# Baskerville Muzzle



## Maren Bell Jones (Jun 7, 2006)

So I'm pretty familiar (and usually really like) the Jafco muzzles, but a veterinary behaviorist I know suggested the Baskerville muzzle. I have not seen one in person. Has anyone used this type of muzzle before? I would be possibly recommending it to behavior clients.










http://www.petexpertise.com/dog-training-aids/baskerville-ultra-dog-muzzle.html#petdesc


----------



## Joby Becker (Dec 13, 2009)

Maren Bell Jones said:


> So I'm pretty familiar (and usually really like) the Jafco muzzles, but a veterinary behaviorist I know suggested the Baskerville muzzle. I have not seen one in person. Has anyone used this type of muzzle before? I would be possibly recommending it to behavior clients.
> 
> 
> 
> ...


I would get one and try it out, before I recommended it for behavioral problems.


----------



## Maren Bell Jones (Jun 7, 2006)

Yes, I know that, but wanted some more opinions if anyone's used them before.


----------



## Erin James-Crook (Oct 5, 2010)

I just got one for a client dog and I really like the design, tho the largest size really won't fit some of the giant breeds they say it will imo. It has several points to anchor it and prevent it from being slipped, the frame is hardened rubber so it's not as likely to chafe and flexes a little (not sure if that's good of bad for some), the grid is larger around the nose to prevent rubbing on the nose leather to some extent, and it's easy to get treats through for conditioning work (I use it for behavior mod). 

If I need a muzzle in the future I'll def be looking into this one first.


----------



## Thomas Barriano (Mar 27, 2006)

I looked at one but figured it would only fit a "Hound of the Baskervilles" 

Like Sherlock said 

“‘The world is full of obvious things which nobody by any chance ever observes.’”


----------



## Tammy St. Louis (Feb 17, 2010)

used the old style baskerville for YRS now, the beige ones, with really good sucess, 
i saw these yesterday at a aggression seminar, and they looked great, rubber so a tad more flexible and more room for treats, but still looked safe,,,


----------



## Melissa Thom (Jun 21, 2011)

It's an interesting muzzle. I'm not sure I'd use it for much beyond show (look, my dog has a muzzle!) and training/conditioning to wear a better muzzle. The reasoning is thus.

The purpose of a muzzle is to prevent bites.
The hole grid along flexabilitywith the space allotted leave openings for a dog to really bite through the mesh if the dog decides to work the muzzle even halfheartedly which makes it useless as a real practical guard for the vet or the groomer. Not all dogs have that kind of umph but the ones that do really need either a muzzle that prevents the mouth from opening temporarily like the the cheap nylon ones, a solid front to such action like a jafco one, a less open opportunity like a traditional basket which always has a smaller mesh grid on the front, or bite bar like a more heavy duty muzzle. 
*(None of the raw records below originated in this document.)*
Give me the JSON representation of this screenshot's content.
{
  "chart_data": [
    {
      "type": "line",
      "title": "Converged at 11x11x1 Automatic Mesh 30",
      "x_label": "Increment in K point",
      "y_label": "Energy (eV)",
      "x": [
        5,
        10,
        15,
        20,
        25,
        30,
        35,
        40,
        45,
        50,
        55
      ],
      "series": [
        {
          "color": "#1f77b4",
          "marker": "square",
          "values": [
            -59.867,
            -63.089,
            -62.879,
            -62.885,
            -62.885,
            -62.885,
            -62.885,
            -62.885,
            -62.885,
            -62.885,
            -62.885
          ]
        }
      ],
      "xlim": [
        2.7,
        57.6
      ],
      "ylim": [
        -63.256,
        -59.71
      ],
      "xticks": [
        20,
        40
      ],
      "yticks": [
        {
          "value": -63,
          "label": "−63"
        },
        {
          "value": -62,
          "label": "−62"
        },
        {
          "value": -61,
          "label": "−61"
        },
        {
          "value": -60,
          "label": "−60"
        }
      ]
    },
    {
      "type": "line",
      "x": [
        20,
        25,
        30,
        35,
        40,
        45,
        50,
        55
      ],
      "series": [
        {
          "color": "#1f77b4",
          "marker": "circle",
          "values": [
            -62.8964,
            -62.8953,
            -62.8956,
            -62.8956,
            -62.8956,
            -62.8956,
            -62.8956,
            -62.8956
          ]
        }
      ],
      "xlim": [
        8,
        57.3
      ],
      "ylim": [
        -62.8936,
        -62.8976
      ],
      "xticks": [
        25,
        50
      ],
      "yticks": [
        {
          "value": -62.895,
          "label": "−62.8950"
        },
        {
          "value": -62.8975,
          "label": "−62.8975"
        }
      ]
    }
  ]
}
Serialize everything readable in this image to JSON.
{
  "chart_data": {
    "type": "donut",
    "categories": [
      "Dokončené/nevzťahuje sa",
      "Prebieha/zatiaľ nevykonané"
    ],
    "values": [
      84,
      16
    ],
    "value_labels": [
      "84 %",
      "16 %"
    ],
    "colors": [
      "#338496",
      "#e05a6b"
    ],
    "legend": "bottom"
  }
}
The one thing I can truly see a real application for with this muzzle is that it'd be pretty easy to modify it for use as a rock / stool guard. Handy if you have such a problem but I'm not sure a simple greyhound yard muzzle wouldn't do the same for probably a fraction of the cost.


----------



## Tammy St. Louis (Feb 17, 2010)

how do you believe a dog can bite through this muzzle ? have you seen one in person, 
i DOUBT any dog can bite through it


----------



## Melissa Thom (Jun 21, 2011)

Tammy St. Louis said:


> how do you believe a dog can bite through this muzzle ? have you seen one in person,
> i DOUBT any dog can bite through it


http://www.youtube.com/watch?v=tX4hR_dtSHs&feature=player_embedded 

Everything about the video shows me that this muzzle is flawed in design for most applications I can think of. A muzzle is designed to prevent bites - a flexing rubber muzzle will only prevent bites so long as the dog is not allowed to really pursue beyond the initial lunge just as the video shows. Any pressure applied by the dog and it's just as bad as a dog trying to bite through chainlink fence.

As a groomer I wouldn't use this muzzle, it will not prevent getting nailed on the hand or the dog biting the equipment since the holes in it are huge and designed for easy treat delivery and eating. As a bite prevention I don't think it would do an adequate job of preventing hand bites, bites to children, or other dogs as compared to other readily available muzzles on the market. 

That said however as a muzzle for just jogging a dog to meet the legal requirements in some area I'm sure it's fine. For a dog where life depends on that muzzle doing it's job it would not be one I picked.


----------



## Melissa Thom (Jun 21, 2011)

Tammy St. Louis said:


> how do you believe a dog can bite through this muzzle ? have you seen one in person,
> i DOUBT any dog can bite through it


Tammy - if you have any vids - pics - anything of a dog really testing that muzzle out I'd love to see it.


----------



## Maren Bell Jones (Jun 7, 2006)

As a side note, it's not something to be used for muzzle fighting and that sort of thing, but for either certain veterinary applications (for myself) as well as for owners who are working on behavior modification that would benefit from easier treat reward delivery than the Jafco, which can get a bit messy and is not quite as fast. I really like how there are straps that can attach to the dog's collar for extra security. I haven't had either my two strap shepherd size or three strap Rottweiler sized muzzle come off, but would be a nice back up safety feature.


----------



## rick smith (Dec 31, 2010)

overall shape seems like they were specifically designed for the bull breeds rather than dogs with a more tapered muzzle but i'm still interested in trying one out 

it obviously has its drawbacks for some applications, but any muzzle design depends on the type dog you want to use it for, and i use em with a lot of dogs for a lot of different purposes

i definitely wouldn't handle a dog by a collar ring that was also attached to a muzzle tho.....if i wanted that "feature" i would use a separate collar like a cinch-it to attach the muzzle


----------